Poche e imprecise le notizie sulla vita di Evangelista Torricelli: nacque a Roma il 15 ottobre del 1608, primo dei tre figli di Gaspare Ruberti, muratore originario di Bertinoro, vicino Cesena, e di Giacoma Torricelli, discendente da una famiglia latifondista proprietaria della Torricella, podere agricolo nei pressi di Faenza. Evangelista, che al pari del fratello Francesco assunse il cognome della madre, fu affidato alle cure di uno zio materno, il monaco camaldolese don Jacopo, parroco dell’abbazia di S. Ippolito, a Faenza (Bertoni 1987). Fra il 1625 e il 1626 Evangelista fece ritorno a Roma, dove divenne allievo di Benedetto Castelli, titolare della cattedra di matematica presso lo Studium Urbis.

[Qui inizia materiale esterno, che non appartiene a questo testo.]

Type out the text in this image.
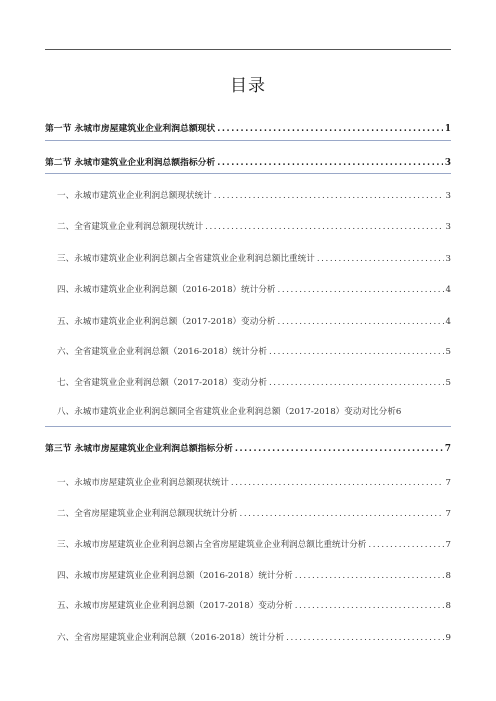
目录
第一节 永城市房屋建筑业企业利润总额现状 .....	1
第二节 永城市建筑业企业利润总额指标分析 .....	3
一、永城市建筑业企业利润总额现状统计 .....	3
二、全省建筑业企业利润总额现状统计 .....	3
三、永城市建筑业企业利润总额占全省建筑业企业利润总额比重统计 .....	3
四、永城市建筑业企业利润总额（2016-2018）统计分析 .....	4
五、永城市建筑业企业利润总额（2017-2018）变动分析 .....	4
六、全省建筑业企业利润总额（2016-2018）统计分析 .....	5
七、全省建筑业企业利润总额（2017-2018）变动分析 .....	5
八、永城市建筑业企业利润总额同全省建筑业企业利润总额（2017-2018）变动对比分析 6
第三节 永城市房屋建筑业企业利润总额指标分析 .....	7
一、永城市房屋建筑业企业利润总额现状统计 .....	7
二、全省房屋建筑业企业利润总额现状统计分析 .....	7
三、永城市房屋建筑业企业利润总额占全省房屋建筑业企业利润总额比重统计分析 .....	7
四、永城市房屋建筑业企业利润总额（2016-2018）统计分析 .....	8
五、永城市房屋建筑业企业利润总额（2017-2018）变动分析 .....	8
六、全省房屋建筑业企业利润总额（2016-2018）统计分析 .....	9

Nella sua prima lettera a Galilei, datata 11 settembre 1632 e scritta in veste di segretario di Castelli, Torricelli raccontava di aver studiato per due anni «sotto la disciplina delli padri gesuiti» e di essere ormai da sei anni allievo di Castelli. Il Dialogo sopra i due massimi sistemi era stato pubblicato da pochi mesi e Torricelli riferiva di essere stato il primo in Roma ad averlo studiato «minutissimamente e continuamente», con tutto il gusto che poteva trarne
uno che, già avendo assai bene praticata tutta la geometria, Apollonio, Archimede, Teodosio, et che havendo studiato Tolomeo et visto quasi ogni cosa del Ticone, del Keplero e del Longomontano, finalmente adheriva, sforzato dalle molte congruenze, al Copernico, et era di professione e di setta galileista (cit. in G. Galilei, Carteggio 1629-1632, in Le opere, Ed. nazionale a cura di A. Favaro, 14° vol., 1904, pp. 387-88).

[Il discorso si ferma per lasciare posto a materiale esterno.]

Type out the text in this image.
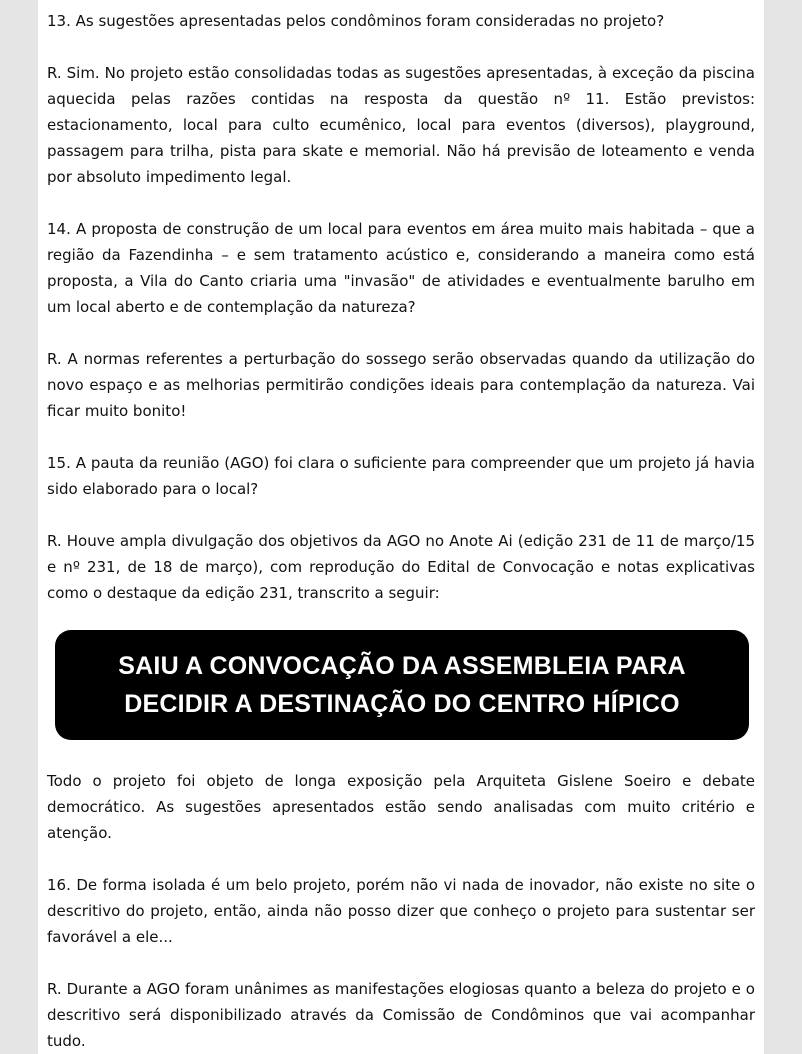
13. As sugestões apresentadas pelos condôminos foram consideradas no projeto?

R. Sim. No projeto estão consolidadas todas as sugestões apresentadas, à exceção da piscina aquecida pelas razões contidas na resposta da questão nº 11. Estão previstos: estacionamento, local para culto ecumênico, local para eventos (diversos), playground, passagem para trilha, pista para skate e memorial. Não há previsão de loteamento e venda por absoluto impedimento legal.

14. A proposta de construção de um local para eventos em área muito mais habitada – que a região da Fazendinha – e sem tratamento acústico e, considerando a maneira como está proposta, a Vila do Canto criaria uma "invasão" de atividades e eventualmente barulho em um local aberto e de contemplação da natureza?

R. A normas referentes a perturbação do sossego serão observadas quando da utilização do novo espaço e as melhorias permitirão condições ideais para contemplação da natureza. Vai ficar muito bonito!

15. A pauta da reunião (AGO) foi clara o suficiente para compreender que um projeto já havia sido elaborado para o local?

R. Houve ampla divulgação dos objetivos da AGO no Anote Ai (edição 231 de 11 de março/15 e nº 231, de 18 de março), com reprodução do Edital de Convocação e notas explicativas como o destaque da edição 231, transcrito a seguir:

SAIU A CONVOCAÇÃO DA ASSEMBLEIA PARA
DECIDIR A DESTINAÇÃO DO CENTRO HÍPICO

Todo o projeto foi objeto de longa exposição pela Arquiteta Gislene Soeiro e debate democrático. As sugestões apresentados estão sendo analisadas com muito critério e atenção.

16. De forma isolada é um belo projeto, porém não vi nada de inovador, não existe no site o descritivo do projeto, então, ainda não posso dizer que conheço o projeto para sustentar ser favorável a ele...

R. Durante a AGO foram unânimes as manifestações elogiosas quanto a beleza do projeto e o descritivo será disponibilizado através da Comissão de Condôminos que vai acompanhar tudo.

Anche se ragioni di prudenza portarono Torricelli ad astenersi dal trattare nei suoi scritti di questioni cosmologiche, egli continuò in privato a coltivare l’interesse per l’astronomia (Galluzzi, in La scuola galileiana. Prospettive di ricerca, 1979).

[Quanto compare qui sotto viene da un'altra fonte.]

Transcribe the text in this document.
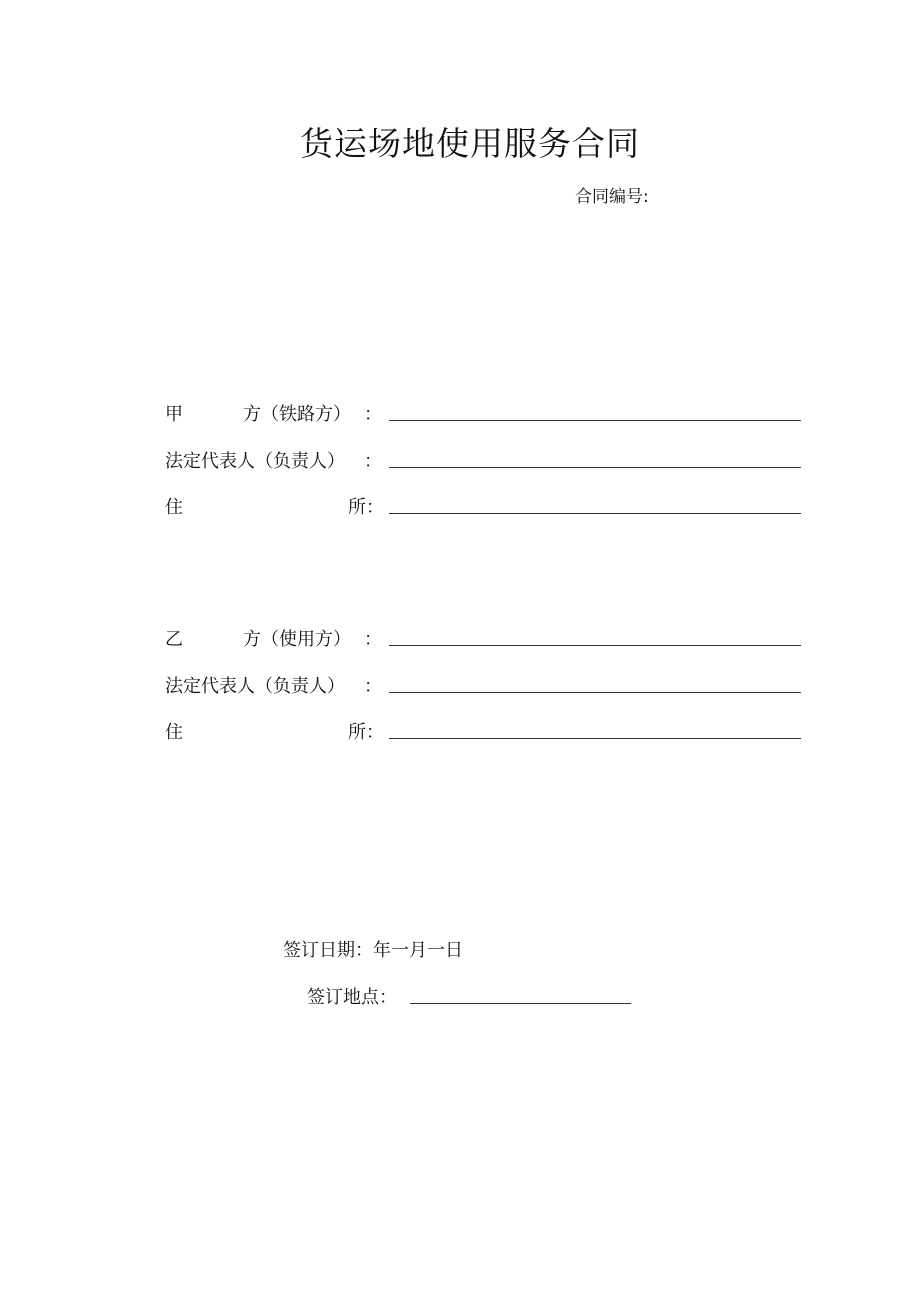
货运场地使用服务合同
合同编号:
甲	方（铁路方） ：
法定代表人（负责人） ：
住	所 ：
乙	方（使用方） ：
法定代表人（负责人） ：
住	所 ：
签订日期：年一月一日
签订地点：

Fra il novembre del 1632 e l’inizio del 1641, viaggiò per l’Italia centrale al seguito di monsignor Giovanni Ciampoli. In questo periodo approfondì la preparazione matematica e iniziò a studiare il moto dei gravi. Quando nel febbraio 1641 fece ritorno a Roma, aveva già redatto buona parte del De motu gravium naturaliter descendentium et proiectorum, che sarebbe stato pubblicato nel 1644 negli Opera geometrica, l’unico volume dato alle stampe dallo scienziato durante la sua vita. Nel marzo 1641 Castelli mostrò il De motu a Galilei, che fu così colpito dal rigore dimostrativo dell’opera, da esprimere il desiderio di avvalersi della collaborazione del giovane scienziato. Torricelli accettò con entusiasmo l’invito, ma si vide ripetutamente costretto a rimandare la partenza. Nell’ottobre 1641 arrivò finalmente ad Arcetri, dove assistette il maestro nella stesura della Giornata quinta da aggiungere ai Discorsi. Alla morte di Galilei (8 genn. 1642) Torricelli si vide offrire l’incarico di lettore di matematiche nello Studio fiorentino e di matematico del granduca Ferdinando II (Giusti 1989). Nella primavera dello stesso anno fu nominato membro dell’Accademia della Crusca e agli inizi del 1644 ottenne anche la cattedra di fortificazioni militari presso l’Accademia del disegno di Firenze.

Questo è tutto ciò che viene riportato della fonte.